BY COLLEEN LUTOLF
Staff Writer
NEWARK – A 17-year Newark police veteran who lives in Brick has been suspended without pay after admitting to drug dealing close to 250,000 milligrams of OxyContin after getting prescriptions filled in several counties, authorities said.
Ronald Pomponio, 40, of Brick, pleaded guilty Sept. 5 to a one-count information charging conspiracy to possess with the intent to distribute oxycodone, said J. Gregory Reinert, public affairs officer for the U.S. Attorney General’s Office in Newark.
A second Newark officer, John Hernandez, 34, of Bayville, pleaded guilty to the same charge Sept. 5.
Pomponio filled dozens of prescriptions in various New Jersey pharmacies, sometimes filling more than one prescription at different pharmacies in one day, Reinert said.
Reinert said he was unsure where the pills were distributed.
Oxycodone is a time-released pain killer that comes in pill form that becomes more potent, and habit forming, if crushed then ingested.
Both men were suspended without pay from the department June 15, said Newark Detective Hubert Henderson.
Pomponio was not formally charged until Sept. 5. Hernandez, an officer for the past 13 years, was arrested June 15.
Both men are expected to be terminated from the department subsequent to departmental hearings, Henderson said.
“The department holds to the highest standards of conduct,” he said. “They have betrayed their oaths of office and they’re going to be terminated at departmental hearings.”
Newark Police Chief Anthony Campos said in a statement that he would not let the “unscrupulous actions of a few” damage the fine reputation of the Newark Police Department and threatened that any officer who doesn’t conduct him or herself within the confines of departmental rules will be “cut out like a cancerous cell.”
Henderson said he did not know when the departmental hearings would take place.
Pomponio is scheduled to be sentenced by a federal judge Dec. 18. Hernandez is scheduled for sentencing the Dec. 19.
Both men were released on $100,000 bonds secured by property, Reinert said.

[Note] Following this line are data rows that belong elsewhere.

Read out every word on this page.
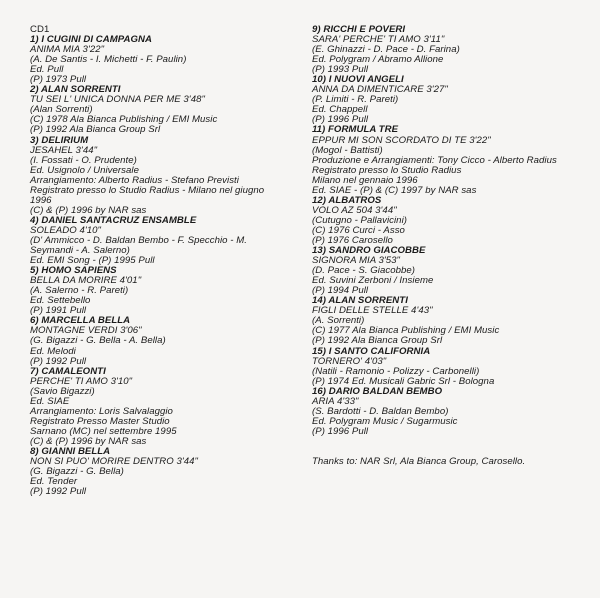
CD1
1) I CUGINI DI CAMPAGNA
ANIMA MIA 3'22"
(A. De Santis - I. Michetti - F. Paulin)
Ed. Pull
(P) 1973 Pull
2) ALAN SORRENTI
TU SEI L' UNICA DONNA PER ME 3'48"
(Alan Sorrenti)
(C) 1978 Ala Bianca Publishing / EMI Music
(P) 1992 Ala Bianca Group Srl
3) DELIRIUM
JESAHEL 3'44"
(I. Fossati - O. Prudente)
Ed. Usignolo / Universale
Arrangiamento: Alberto Radius - Stefano Previsti
Registrato presso lo Studio Radius - Milano nel giugno
1996
(C) & (P) 1996 by NAR sas
4) DANIEL SANTACRUZ ENSAMBLE
SOLEADO 4'10"
(D' Ammicco - D. Baldan Bembo - F. Specchio - M.
Seymandi - A. Salerno)
Ed. EMI Song - (P) 1995 Pull
5) HOMO SAPIENS
BELLA DA MORIRE 4'01"
(A. Salerno - R. Pareti)
Ed. Settebello
(P) 1991 Pull
6) MARCELLA BELLA
MONTAGNE VERDI 3'06"
(G. Bigazzi - G. Bella - A. Bella)
Ed. Melodi
(P) 1992 Pull
7) CAMALEONTI
PERCHE' TI AMO 3'10"
(Savio Bigazzi)
Ed. SIAE
Arrangiamento: Loris Salvalaggio
Registrato Presso Master Studio
Sarnano (MC) nel settembre 1995
(C) & (P) 1996 by NAR sas
8) GIANNI BELLA
NON SI PUO' MORIRE DENTRO 3'44"
(G. Bigazzi - G. Bella)
Ed. Tender
(P) 1992 Pull
9) RICCHI E POVERI
SARA' PERCHE' TI AMO 3'11"
(E. Ghinazzi - D. Pace - D. Farina)
Ed. Polygram / Abramo Allione
(P) 1993 Pull
10) I NUOVI ANGELI
ANNA DA DIMENTICARE 3'27"
(P. Limiti - R. Pareti)
Ed. Chappell
(P) 1996 Pull
11) FORMULA TRE
EPPUR MI SON SCORDATO DI TE 3'22"
(Mogol - Battisti)
Produzione e Arrangiamenti: Tony Cicco - Alberto Radius
Registrato presso lo Studio Radius
Milano nel gennaio 1996
Ed. SIAE - (P) & (C) 1997 by NAR sas
12) ALBATROS
VOLO AZ 504 3'44"
(Cutugno - Pallavicini)
(C) 1976 Curci - Asso
(P) 1976 Carosello
13) SANDRO GIACOBBE
SIGNORA MIA 3'53"
(D. Pace - S. Giacobbe)
Ed. Suvini Zerboni / Insieme
(P) 1994 Pull
14) ALAN SORRENTI
FIGLI DELLE STELLE 4'43"
(A. Sorrenti)
(C) 1977 Ala Bianca Publishing / EMI Music
(P) 1992 Ala Bianca Group Srl
15) I SANTO CALIFORNIA
TORNERO' 4'03"
(Natili - Ramonio - Polizzy - Carbonelli)
(P) 1974 Ed. Musicali Gabric Srl - Bologna
16) DARIO BALDAN BEMBO
ARIA 4'33"
(S. Bardotti - D. Baldan Bembo)
Ed. Polygram Music / Sugarmusic
(P) 1996 Pull
Thanks to: NAR Srl, Ala Bianca Group, Carosello.
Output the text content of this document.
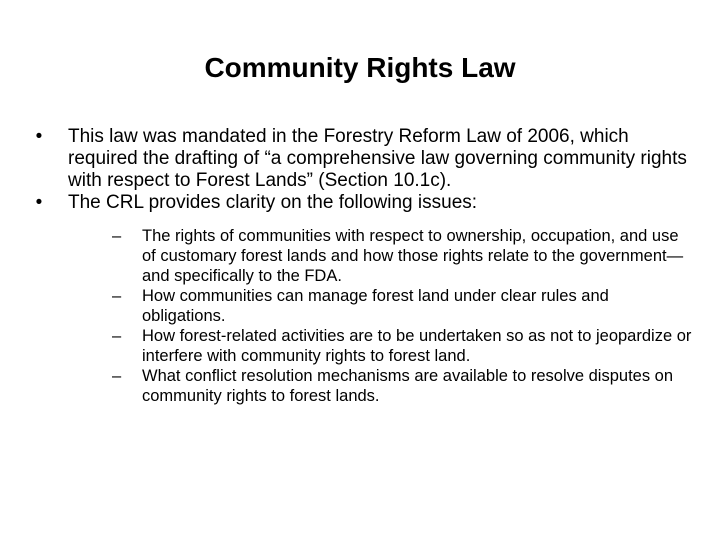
Community Rights Law
• This law was mandated in the Forestry Reform Law of 2006, which required the drafting of “a comprehensive law governing community rights with respect to Forest Lands” (Section 10.1c).
• The CRL provides clarity on the following issues:
– The rights of communities with respect to ownership, occupation, and use of customary forest lands and how those rights relate to the government—and specifically to the FDA.
– How communities can manage forest land under clear rules and obligations.
– How forest-related activities are to be undertaken so as not to jeopardize or interfere with community rights to forest land.
– What conflict resolution mechanisms are available to resolve disputes on community rights to forest lands.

The charge comes with it a maximum statutory penalty of 20 years in prison and up to a $1 million fine, Reinert said.
In determining an actual sentence, federal sentencing guidelines may be consulted. The guidelines provide appropriate sentencing ranges that take into account the severity and characteristics of the offense, the defendant’s criminal history and other factors, although the judge is not bound by the guidelines in determining a sentence, Reinert said.
In September 2005, the FBI arrested nine individuals as a result of an investigation that included the FBI, DEA and the Northern New Jersey High Intensity Drug Trafficking Area Task Force. Dr. Joan Jaszczult, 45, of Bloomfield, was one of the them.
Jaszczult allegedly accepted cash payments from Pomponio and Hernandez to write “excessive amounts” of prescriptions for OxyContin and other oxycodone-based narcotics, Reinert said.